La Semana Santa llena el oriente, pero el sector mira más allá de la ocupación - Oriente de Asturias

La Semana Santa ha vuelto a dejar buenas cifras en el oriente de Asturias, con alojamientos prácticamente completos en concejos como Ribadesella, Llanes o Cangas de Onís. Días de mucho ambiente en la calle, terrazas llenas y tráfico intenso en los accesos, en una escena que se repite cada año cuando llega este primer gran puente de la temporada.

Los datos, en términos de ocupación, vuelven a ser positivos. En algunos momentos puntuales se ha rozado el lleno total, especialmente en los días centrales, con una mezcla de turismo nacional y visitante de cercanía que sigue siendo la base de la demanda en esta zona.

Sin embargo, detrás de esas cifras, el discurso en el sector es más matizado. Profesionales de la hostelería y del alojamiento coinciden en que, aunque hay movimiento, el rendimiento no crece en la misma proporción. Se habla de estancias más cortas, reservas hechas con poca antelación y un gasto más contenido por parte del visitante.

En la práctica, eso se traduce en negocios que trabajan mucho, pero con márgenes más ajustados. En bares y restaurantes se mantiene la afluencia, pero con tickets medios más moderados, mientras que en el alojamiento pesa cada vez más la competencia y la necesidad de ajustar precios en determinados momentos para asegurar la ocupación.

La otra cara de la Semana Santa ha vuelto a ser la presión en los días de mayor afluencia. Retenciones en los accesos, dificultades para aparcar y zonas muy concentradas de visitantes en determinados puntos, sobre todo en la franja costera. Una situación que, sin ser nueva, sigue generando debate sobre la capacidad de gestión en los momentos de mayor demanda.

A esto se suma una realidad que se repite cada año: no todo el territorio se beneficia igual. Mientras los puntos más conocidos mantienen cifras altas, otras zonas dependen en mayor medida de estos picos concretos para sostener la actividad.
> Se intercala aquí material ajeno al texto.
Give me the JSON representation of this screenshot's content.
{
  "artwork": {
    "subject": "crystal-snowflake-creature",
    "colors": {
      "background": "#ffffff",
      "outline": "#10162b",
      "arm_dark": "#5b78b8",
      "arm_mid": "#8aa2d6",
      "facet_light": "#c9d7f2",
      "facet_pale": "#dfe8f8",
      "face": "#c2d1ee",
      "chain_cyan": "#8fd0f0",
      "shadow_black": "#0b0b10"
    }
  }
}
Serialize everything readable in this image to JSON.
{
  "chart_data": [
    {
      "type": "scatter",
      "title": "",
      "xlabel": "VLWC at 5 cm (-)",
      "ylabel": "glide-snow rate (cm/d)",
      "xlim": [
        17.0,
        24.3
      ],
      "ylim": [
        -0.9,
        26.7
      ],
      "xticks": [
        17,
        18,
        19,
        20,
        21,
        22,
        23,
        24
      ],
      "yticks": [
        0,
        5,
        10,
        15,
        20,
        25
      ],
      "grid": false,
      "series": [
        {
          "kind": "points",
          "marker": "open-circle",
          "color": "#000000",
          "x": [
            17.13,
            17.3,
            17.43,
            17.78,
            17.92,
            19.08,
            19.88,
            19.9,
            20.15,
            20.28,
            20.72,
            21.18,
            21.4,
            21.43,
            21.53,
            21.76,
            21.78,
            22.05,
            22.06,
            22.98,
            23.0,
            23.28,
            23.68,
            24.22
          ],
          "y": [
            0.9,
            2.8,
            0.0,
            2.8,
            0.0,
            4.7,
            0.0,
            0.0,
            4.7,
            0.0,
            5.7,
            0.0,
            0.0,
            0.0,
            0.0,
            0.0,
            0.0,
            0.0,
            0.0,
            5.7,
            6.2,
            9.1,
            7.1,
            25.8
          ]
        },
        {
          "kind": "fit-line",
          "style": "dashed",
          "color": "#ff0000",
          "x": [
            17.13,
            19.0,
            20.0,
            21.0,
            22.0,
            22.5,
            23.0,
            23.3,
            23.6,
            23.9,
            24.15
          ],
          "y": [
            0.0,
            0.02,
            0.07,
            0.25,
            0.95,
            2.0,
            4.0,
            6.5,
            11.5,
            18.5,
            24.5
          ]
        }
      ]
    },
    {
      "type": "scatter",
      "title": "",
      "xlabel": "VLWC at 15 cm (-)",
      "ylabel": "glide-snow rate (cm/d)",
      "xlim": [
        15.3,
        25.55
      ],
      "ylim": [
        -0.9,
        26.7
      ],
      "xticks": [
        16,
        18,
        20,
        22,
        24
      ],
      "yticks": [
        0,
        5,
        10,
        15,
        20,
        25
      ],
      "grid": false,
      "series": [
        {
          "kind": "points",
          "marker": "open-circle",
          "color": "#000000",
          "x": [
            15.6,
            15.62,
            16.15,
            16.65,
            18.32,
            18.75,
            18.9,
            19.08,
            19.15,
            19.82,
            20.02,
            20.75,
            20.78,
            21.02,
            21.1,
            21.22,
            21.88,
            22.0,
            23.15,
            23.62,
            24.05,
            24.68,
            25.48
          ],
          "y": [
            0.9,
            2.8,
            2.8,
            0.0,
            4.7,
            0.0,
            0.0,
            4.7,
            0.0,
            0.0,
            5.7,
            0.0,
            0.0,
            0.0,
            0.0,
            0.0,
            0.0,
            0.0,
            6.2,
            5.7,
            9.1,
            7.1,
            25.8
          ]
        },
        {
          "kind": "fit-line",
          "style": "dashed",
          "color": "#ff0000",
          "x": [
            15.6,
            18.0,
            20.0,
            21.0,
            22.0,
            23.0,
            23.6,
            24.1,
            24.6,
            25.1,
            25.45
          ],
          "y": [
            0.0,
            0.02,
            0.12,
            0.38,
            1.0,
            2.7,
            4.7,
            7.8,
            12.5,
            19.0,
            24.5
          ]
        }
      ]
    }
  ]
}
Con todo, la sensación general es clara. El oriente mantiene su capacidad de atracción y sigue siendo uno de los principales destinos turísticos de Asturias. Pero el foco empieza a desplazarse. Ya no se trata solo de llenar en fechas señaladas, sino de mejorar la rentabilidad y repartir mejor la actividad a lo largo del año.

Ese es el debate que queda una vez pasan los días fuertes. Y, como viene siendo habitual, vuelve a quedar encima de la mesa.